Un quatrième hiver en guerre s’annonce dans les pires conditions pour tous les Ukrainiens. Sur le front, les soldats, exténués par un conflit sans fin, plient sans rompre, comme à Pokrovsk, face à un agresseur qui mène son combat sans se soucier du coût pour ses propres hommes.
En pilonnant méthodiquement et toujours plus brutalement les infrastructures civiles ukrainiennes, principalement énergétiques, Moscou fait du crime de guerre le cœur de sa stratégie pour tenter de briser la détermination admirable démontrée depuis le 24 février 2022. Jusqu’à présent sans succès.
Ce miracle ukrainien, pourtant, se heurte de plus en plus à une alarmante réalité. L’asymétrie des armées en présence, comme de leurs moyens, est de plus en plus criante en dépit de l’ingéniosité ukrainienne. La perspective d’un cessez-le-feu qui interromprait enfin ce qui devient, mois après mois, l’une des plus longues guerres conventionnelles livrées sur le sol européen, ne cesse de s’éloigner.
La détermination de Vladimir Poutine à soumettre l’Ukraine, quel que soit le prix payé par les civils, rend totalement illusoires des négociations de paix tant que rien n’est fait pour modifier un rapport de force structurellement défavorable pour Kiev. Ce dernier a été accentué par le retour à la Maison Blanche de Donald Trump, qui a littéralement déroulé en août, en Alaska, le tapis rouge au maître du Kremlin, Vladimir Poutine, sans rien obtenir en retour.
Les tergiversations du président américain laissent Washington sans cap véritable au moment même où une partie de la base militante trumpiste demande que l’administration tienne l’engagement de se concentrer sur les seules préoccupations américaines au nom de « l’Amérique d’abord ».
La fourniture, esquissée puis écartée, de missiles de croisière américains Tomahawk pour frapper en profondeur la machine militaire russe en est la dernière illustration. Certes, ces armes ne seraient pas en elles-mêmes propres à modifier la nature du conflit, mais elles traduiraient un engagement des Etats-Unis que Vladimir Poutine serait bien obligé de prendre en compte.
L’inconstance de Donald Trump, qui a multiplié jusqu’au ridicule les ultimatums vides de conséquences sur le dossier ukrainien, place les Européens en première ligne. Il ne s’agit d’ailleurs pas d’une image tant se multiplient les indices d’une guerre hybride russe visant à dissuader ces pays européens de pallier, autant que faire se peut, la défection américaine, en dépit de moyens limités.
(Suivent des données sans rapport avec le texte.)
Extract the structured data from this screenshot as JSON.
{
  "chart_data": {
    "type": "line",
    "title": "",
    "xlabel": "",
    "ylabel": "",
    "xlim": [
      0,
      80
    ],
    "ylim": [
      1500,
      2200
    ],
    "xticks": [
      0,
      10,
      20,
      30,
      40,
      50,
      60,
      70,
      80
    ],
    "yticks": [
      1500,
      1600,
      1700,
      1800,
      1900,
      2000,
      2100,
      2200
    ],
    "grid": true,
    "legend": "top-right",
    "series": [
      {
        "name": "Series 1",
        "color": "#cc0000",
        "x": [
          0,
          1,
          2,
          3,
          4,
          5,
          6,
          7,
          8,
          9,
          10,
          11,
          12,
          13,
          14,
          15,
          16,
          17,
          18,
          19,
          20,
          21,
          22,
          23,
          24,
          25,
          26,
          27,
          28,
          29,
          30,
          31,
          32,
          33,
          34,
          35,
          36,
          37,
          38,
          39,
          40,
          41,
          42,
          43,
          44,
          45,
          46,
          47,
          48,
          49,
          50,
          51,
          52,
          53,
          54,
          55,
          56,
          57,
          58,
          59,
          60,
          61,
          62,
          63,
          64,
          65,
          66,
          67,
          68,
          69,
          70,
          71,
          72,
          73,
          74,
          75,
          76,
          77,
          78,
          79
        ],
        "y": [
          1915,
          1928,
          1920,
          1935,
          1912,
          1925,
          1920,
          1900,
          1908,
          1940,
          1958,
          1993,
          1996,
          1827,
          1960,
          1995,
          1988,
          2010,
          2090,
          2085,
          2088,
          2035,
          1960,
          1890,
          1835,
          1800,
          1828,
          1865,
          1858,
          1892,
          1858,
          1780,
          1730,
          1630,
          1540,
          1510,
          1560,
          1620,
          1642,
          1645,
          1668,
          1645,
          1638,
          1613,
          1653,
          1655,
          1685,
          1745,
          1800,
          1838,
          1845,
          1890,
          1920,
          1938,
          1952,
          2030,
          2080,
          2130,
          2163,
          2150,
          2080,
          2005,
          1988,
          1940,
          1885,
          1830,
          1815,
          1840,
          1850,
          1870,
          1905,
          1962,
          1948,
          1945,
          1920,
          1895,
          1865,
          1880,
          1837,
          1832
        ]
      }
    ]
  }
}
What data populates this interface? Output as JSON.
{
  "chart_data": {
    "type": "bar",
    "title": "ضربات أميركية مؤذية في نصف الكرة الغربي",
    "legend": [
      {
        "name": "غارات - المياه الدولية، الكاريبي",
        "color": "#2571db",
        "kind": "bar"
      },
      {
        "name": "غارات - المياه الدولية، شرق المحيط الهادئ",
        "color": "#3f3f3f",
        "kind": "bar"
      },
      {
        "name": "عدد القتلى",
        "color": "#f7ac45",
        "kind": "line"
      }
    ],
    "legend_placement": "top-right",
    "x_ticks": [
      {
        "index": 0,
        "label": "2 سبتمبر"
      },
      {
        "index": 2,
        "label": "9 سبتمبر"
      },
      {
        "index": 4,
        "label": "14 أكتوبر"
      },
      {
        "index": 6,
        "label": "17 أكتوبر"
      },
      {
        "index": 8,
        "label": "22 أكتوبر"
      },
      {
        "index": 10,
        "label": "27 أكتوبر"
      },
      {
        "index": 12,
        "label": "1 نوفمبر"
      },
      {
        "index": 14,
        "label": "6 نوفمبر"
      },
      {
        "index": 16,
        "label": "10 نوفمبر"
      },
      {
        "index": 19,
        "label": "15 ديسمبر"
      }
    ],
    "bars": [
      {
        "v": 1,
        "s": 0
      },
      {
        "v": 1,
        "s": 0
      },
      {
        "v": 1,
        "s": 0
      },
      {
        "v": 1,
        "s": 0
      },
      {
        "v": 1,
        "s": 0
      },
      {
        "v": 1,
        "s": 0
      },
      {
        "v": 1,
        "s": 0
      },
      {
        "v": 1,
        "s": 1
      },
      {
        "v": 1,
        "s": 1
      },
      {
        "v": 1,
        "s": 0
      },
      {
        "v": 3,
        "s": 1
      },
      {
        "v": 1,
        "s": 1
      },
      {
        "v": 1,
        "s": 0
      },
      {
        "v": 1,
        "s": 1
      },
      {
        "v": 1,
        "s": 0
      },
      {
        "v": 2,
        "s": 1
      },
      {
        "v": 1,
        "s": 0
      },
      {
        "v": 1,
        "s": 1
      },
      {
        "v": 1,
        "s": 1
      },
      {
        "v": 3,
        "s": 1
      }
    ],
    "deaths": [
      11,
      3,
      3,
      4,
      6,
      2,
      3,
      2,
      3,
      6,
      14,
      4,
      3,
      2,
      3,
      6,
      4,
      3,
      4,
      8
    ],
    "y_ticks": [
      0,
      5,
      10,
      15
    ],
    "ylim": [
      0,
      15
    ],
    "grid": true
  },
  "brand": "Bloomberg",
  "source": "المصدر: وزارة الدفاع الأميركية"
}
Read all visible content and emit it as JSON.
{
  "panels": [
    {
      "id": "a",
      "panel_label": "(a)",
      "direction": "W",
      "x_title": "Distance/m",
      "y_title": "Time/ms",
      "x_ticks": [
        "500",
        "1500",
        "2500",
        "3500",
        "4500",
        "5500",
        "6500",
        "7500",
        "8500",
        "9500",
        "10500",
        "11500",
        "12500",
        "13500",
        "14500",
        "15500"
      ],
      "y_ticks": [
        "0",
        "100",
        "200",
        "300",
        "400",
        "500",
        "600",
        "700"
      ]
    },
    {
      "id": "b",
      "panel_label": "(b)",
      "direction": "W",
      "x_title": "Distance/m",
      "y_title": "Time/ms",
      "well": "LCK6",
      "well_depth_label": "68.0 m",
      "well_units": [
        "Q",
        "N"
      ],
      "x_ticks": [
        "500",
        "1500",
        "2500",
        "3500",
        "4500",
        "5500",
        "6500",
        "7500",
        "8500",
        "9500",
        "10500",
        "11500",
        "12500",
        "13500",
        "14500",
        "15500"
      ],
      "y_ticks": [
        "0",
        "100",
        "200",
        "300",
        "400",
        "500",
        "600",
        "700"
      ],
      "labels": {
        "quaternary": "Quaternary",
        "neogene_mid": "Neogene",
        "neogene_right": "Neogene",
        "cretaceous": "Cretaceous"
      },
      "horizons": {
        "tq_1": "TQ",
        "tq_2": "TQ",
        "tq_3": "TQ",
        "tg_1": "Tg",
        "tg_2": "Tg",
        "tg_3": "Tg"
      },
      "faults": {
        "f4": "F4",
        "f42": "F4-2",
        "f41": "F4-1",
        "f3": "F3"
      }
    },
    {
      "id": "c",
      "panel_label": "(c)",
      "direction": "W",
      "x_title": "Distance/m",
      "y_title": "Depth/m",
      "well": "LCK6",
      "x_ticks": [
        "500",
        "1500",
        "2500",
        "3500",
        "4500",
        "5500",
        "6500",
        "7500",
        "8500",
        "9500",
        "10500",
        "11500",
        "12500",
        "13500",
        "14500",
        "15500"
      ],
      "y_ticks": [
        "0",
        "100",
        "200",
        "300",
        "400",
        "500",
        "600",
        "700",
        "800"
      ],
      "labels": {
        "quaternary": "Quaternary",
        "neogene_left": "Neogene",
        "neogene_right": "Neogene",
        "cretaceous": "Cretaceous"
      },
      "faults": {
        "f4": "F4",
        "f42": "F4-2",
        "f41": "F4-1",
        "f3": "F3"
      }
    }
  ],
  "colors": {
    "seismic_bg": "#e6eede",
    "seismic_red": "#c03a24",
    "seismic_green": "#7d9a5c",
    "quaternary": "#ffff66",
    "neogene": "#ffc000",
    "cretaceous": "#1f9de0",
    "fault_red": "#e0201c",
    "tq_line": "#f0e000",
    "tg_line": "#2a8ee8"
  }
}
Le soutien à une économie ukrainienne en lambeaux devrait au moins s’imposer à tous, ce qui n’est pourtant pas le cas.
Les révélations de cas de corruption concernant le secteur énergétique du pays, qui ont obligé le président Volodymyr Zelensky, en visite à Paris le 17 novembre, à limoger deux ministres alors qu’un de ses proches, visé par des poursuites, est parvenu à fuir pour éviter de répondre de malversations criminelles, s’ajoutent aux mauvaises nouvelles.
Cette corruption n’est pas seulement une insulte adressée à ceux qui se battent sur le front face à une armée supérieure en nombre. Elle renforce, parmi les pays européens, ceux qui se soucient d’abord de complaire au Kremlin. C’est le deuxième front du président ukrainien : l’intransigeance de Kiev face à la corruption est impérative. Il y va de l’unité du pays comme du soutien de ses alliés.